Of course, much the same occurs among other races and ethnicities in American society, as there is discrimination, some of it rampant, in many societies, if not all. It’s assuredly human nature, even in what passes for civilization. But America, with its unpardonable sin of slavery, achingly has been trying to get beyond that, “to form a more perfect union.”
Two white supremacist brothers firebombed three Sacramento synagogues in one horrific night June 18, 1999, but no one was killed or injured. The rabbi’s temple escaped an attack. But “images of Kristallnacht in Germany (the Night of Broken Glass, Nov. 9, 1938, when Hitler was chancellor) raced through my head.
“Broken glass,” he wrote, “burning synagogues, destroyed lives and the opening violent shot of the Holocaust all swirled around. Had we come to that point in America where such a heinous act would be tolerated by the government (if not sponsored by it, as it was in Germany)?”
After that, Rabbi Schwab wrote, “I started to wear a kippah (skull cap) all the time, to make a public statement about my Jewishness.” He still does. And he’s Reform, not Orthodox.
Of another instance, he wrote that he felt “horror” when Rep. Lauren Boebert, R-Colo., said at a religious service June 27 that “the church is supposed to direct the government. The government is not supposed to direct the church. I’m tired of this separation of church and state junk. It was not in the Constitution.”
Shamelessly wrong — for a member of Congress, no less.
The First Amendment to the Constitution says explicitly that “Congress shall make no law respecting the establishment of religion, or prohibiting the free exercise thereof.” So, Boebert doesn’t know what she’s talking about.
Rabbi Schwab wondered what branch of Christianity she would pick to run the country. Would there be two Catholic popes again, as there were between 1378 and 1417?
“Am I a usurper of the bounty of this country, not truly entitled to partake of the opportunities she provides, while being denigrated at the same time as a beneficiary of ‘white privilege?’ My privilege seems to be that I get to worship under the watchful eye of an armed guard.”
Many synagogues nationwide have hired guards during prayer services since the increase of attacks against Jewish temples amid the rise of anti-Semitism.
“I have considered leaving the land of my birth,” wrote the twice-married step-father of two grown children. “Yes, I have pondered whether I will have a real place within its society.
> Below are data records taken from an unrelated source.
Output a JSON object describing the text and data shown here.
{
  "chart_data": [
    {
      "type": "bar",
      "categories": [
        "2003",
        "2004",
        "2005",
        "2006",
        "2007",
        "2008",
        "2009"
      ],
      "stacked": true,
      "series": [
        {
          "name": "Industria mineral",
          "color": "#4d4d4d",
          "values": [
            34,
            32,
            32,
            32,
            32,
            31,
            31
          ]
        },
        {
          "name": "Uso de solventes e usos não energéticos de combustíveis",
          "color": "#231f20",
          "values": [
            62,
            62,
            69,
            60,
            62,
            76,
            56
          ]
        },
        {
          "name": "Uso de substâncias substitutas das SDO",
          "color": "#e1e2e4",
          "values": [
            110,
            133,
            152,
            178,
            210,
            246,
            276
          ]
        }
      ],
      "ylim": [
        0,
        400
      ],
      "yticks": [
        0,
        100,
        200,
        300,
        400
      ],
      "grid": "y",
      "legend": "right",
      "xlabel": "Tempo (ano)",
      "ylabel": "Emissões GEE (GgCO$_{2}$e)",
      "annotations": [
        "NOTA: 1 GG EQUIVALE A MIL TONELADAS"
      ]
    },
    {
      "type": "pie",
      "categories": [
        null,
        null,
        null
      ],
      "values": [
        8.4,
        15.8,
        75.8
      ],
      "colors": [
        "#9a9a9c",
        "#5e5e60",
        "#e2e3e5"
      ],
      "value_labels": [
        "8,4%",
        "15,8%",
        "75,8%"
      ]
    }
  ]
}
Yes, my heart is breaking as I consider the idea that I may need to do what my grandparents did for my parents and, ultimately, for me.”
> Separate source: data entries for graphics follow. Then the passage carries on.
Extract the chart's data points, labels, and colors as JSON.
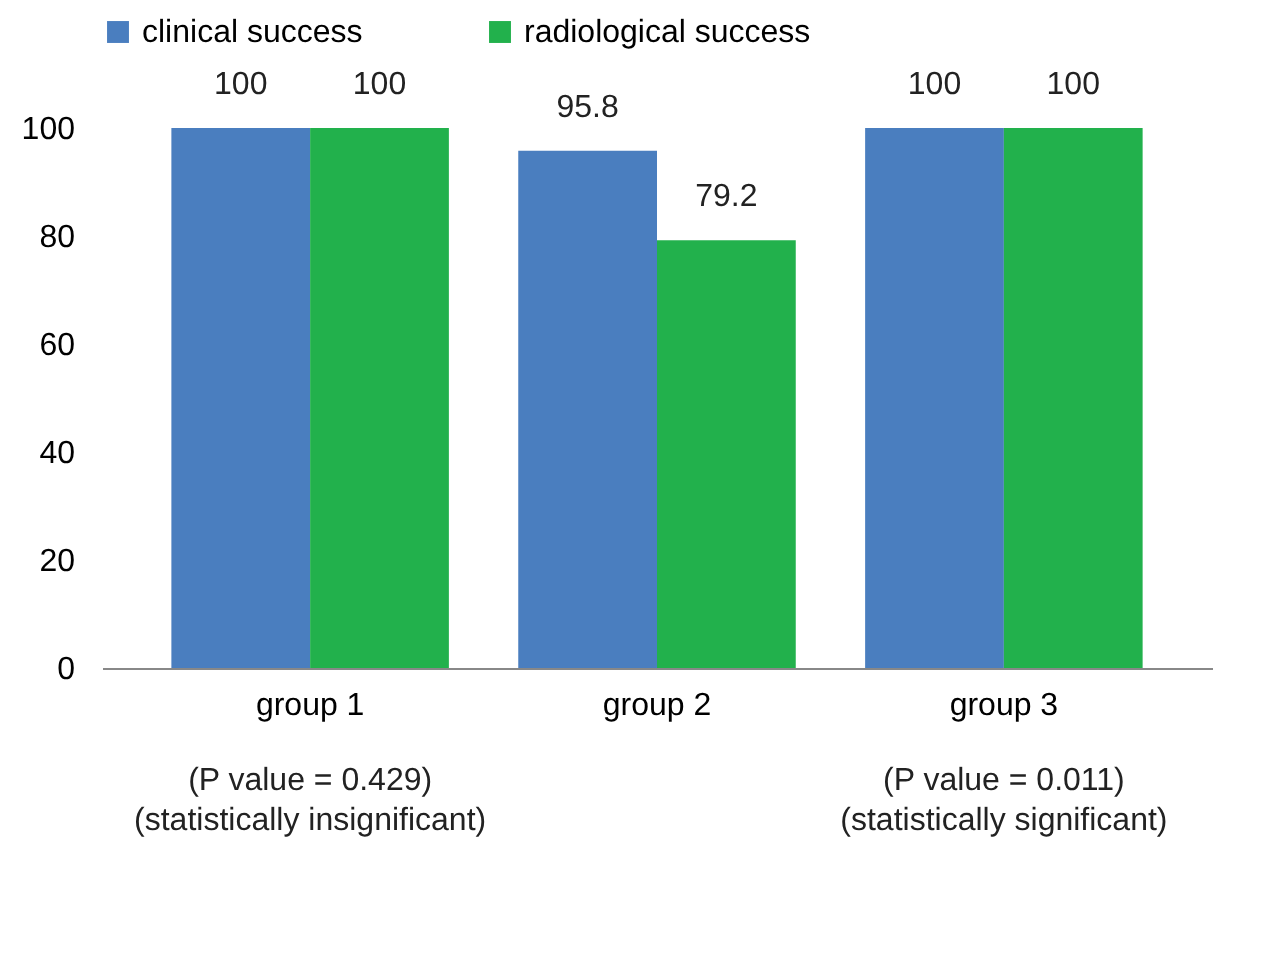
{
  "chart_data": {
    "type": "bar",
    "categories": [
      "group 1",
      "group 2",
      "group 3"
    ],
    "series": [
      {
        "name": "clinical success",
        "color": "#4a7ebf",
        "values": [
          100,
          95.8,
          100
        ]
      },
      {
        "name": "radiological success",
        "color": "#22b14c",
        "values": [
          100,
          79.2,
          100
        ]
      }
    ],
    "ylim": [
      0,
      100
    ],
    "yticks": [
      0,
      20,
      40,
      60,
      80,
      100
    ],
    "grid": false,
    "legend": "top",
    "data_labels": true,
    "annotations": [
      "(P value = 0.429)\n(statistically insignificant)",
      "(P value = 0.011)\n(statistically significant)"
    ]
  }
}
The rabbi’s grandparents emigrated from Poland, Ukraine, Lithuania and what is now Belarus, what’s known as the Pale of Settlement. The Nazis overran the first three. Belarus, then Belorussia, or White Russia, was part of the Soviet Union, which the Nazis invaded full force.
Rabbi Schwab wrote that it was “odd” that he was considering leaving America at a time when First Lady Jill Biden’s grandchildren are Jewish because her two children married Jews; Vice President Kamala Harris “cherishes” when her step-grandchildren refer to her with the Yiddish word mameleh, for “little mama,” because her husband is Jewish; and House Speaker Nancy Pelosi’s husband, Paul, is a Jew.
He is recovering from a skull fracture caused by a vicious attack with a hammer.
“The Talmud (Jewish Oral Tradition) teaches us that we must make every person our teacher,” Rabbi Schwab concluded. “As a nation, that is a dictum, without regard to its origin, that contains such wisdom that we best heed it, before it is too late.”